We skipped the lobsterizing, and ordered a couple of appetizers. My wife is a huge calamari fan, and went with Crispy Wok Fried Point Judith Calamari with Sambal Aioli & Watercress, $18. It was light, the breading was delicate. “This is so good I’m going to cry,” she said. 

I, being a huge Pork Momo Dumpling fan, ordered the Pan-Seared Pork Momo Dumplings with Tomato-Ginger Chutney, $18. The dish could best be described as zesty — curry, ginger, cilantro, and chilies gave it a nice but subtle kick. 

For my entrée, I ordered the Mustard-Braised Pork Shoulder with Mili’s Mascarpone Grits, $38. The dish was done with grilled peaches and Taleggio cheese. Matt explained that the boneless pork shoulder was slow-braised for about seven hours in a mustard marinade. It was delicious, and the portion was more than ample.

I paired the Pork Shoulder with a Pinot Noir from Anthill Farms in Sonoma, $18 a glass. Matt described it as “a sexy Pinot,” and I just figured, Why the hell not? As a side note, Wine Spectator Magazine said that Atria has “one of the most outstanding restaurant wine lists in the world.” 
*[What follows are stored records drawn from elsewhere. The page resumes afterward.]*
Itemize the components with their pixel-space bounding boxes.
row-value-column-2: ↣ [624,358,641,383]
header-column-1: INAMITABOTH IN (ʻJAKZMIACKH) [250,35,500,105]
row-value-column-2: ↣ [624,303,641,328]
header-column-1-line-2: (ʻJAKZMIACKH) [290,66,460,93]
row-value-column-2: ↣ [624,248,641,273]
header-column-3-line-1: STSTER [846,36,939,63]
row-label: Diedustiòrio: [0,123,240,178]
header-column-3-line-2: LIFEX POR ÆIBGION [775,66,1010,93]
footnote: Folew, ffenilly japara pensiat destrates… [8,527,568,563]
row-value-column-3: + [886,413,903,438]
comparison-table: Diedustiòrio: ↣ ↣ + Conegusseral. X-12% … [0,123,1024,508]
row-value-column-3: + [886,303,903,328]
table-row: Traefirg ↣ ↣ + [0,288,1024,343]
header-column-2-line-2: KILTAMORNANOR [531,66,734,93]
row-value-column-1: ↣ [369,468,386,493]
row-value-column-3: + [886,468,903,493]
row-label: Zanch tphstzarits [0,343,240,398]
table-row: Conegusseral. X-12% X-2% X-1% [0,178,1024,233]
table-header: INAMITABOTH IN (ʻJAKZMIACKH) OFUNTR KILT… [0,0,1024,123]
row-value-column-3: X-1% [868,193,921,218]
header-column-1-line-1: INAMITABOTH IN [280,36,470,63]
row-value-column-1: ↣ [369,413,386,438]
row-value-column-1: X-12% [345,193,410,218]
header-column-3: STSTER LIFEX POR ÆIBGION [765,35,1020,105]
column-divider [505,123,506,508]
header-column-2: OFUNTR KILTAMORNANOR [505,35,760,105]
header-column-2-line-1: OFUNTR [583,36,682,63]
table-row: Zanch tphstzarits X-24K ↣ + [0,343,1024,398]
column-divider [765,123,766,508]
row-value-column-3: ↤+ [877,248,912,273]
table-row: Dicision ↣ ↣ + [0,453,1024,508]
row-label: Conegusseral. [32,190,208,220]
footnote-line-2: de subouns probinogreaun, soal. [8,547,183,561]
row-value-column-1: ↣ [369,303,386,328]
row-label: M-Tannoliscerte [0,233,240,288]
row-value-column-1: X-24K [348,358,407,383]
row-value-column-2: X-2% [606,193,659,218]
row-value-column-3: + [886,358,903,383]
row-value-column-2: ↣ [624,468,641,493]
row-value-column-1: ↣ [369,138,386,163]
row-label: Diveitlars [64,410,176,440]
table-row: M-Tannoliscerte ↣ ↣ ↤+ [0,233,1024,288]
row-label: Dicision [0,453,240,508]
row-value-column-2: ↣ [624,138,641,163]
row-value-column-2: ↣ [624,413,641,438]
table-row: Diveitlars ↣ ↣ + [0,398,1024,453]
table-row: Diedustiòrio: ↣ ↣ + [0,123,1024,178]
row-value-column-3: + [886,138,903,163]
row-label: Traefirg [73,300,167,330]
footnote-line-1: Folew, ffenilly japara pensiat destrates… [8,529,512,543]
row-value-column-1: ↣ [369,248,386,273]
For her entrée, my wife had Ginger-Spiked Duck Breast with Spicy Plum Sauce, $42. I snuck a bite, and while duck can often be dry, this was moist and done to perfection. My wife paired the duck with a Dolcetto from Piedmont, Italy, $15 a glass, that went especially well with the duck.

Our meal had left us both feeling pretty full but we decided to split a dessert. I chose Banana Foster Bread Pudding because I’ve always loved mushy desserts like bread pudding, Indian pudding, and tapioca pudding; they were staples my mother made when I was growing up. The Banana Foster Bread Pudding was served in a bowl heaped with vanilla cream. It was amazing, and I have to say, it put my mother’s bread pudding to shame. And I didn’t share it after all. I ate the whole thing.

So dinner at Atria came through on all scores: The food was toothsome (I’ve always wanted to use that word), our server Matt was informative, efficient, and entertaining, and the dining room and grounds enhanced the whole experience. And you can lobsterize that.

Atria, 137 Main St., Edgartown. 508-627-5850, Open six nights a week through the end of October, closed Mondays.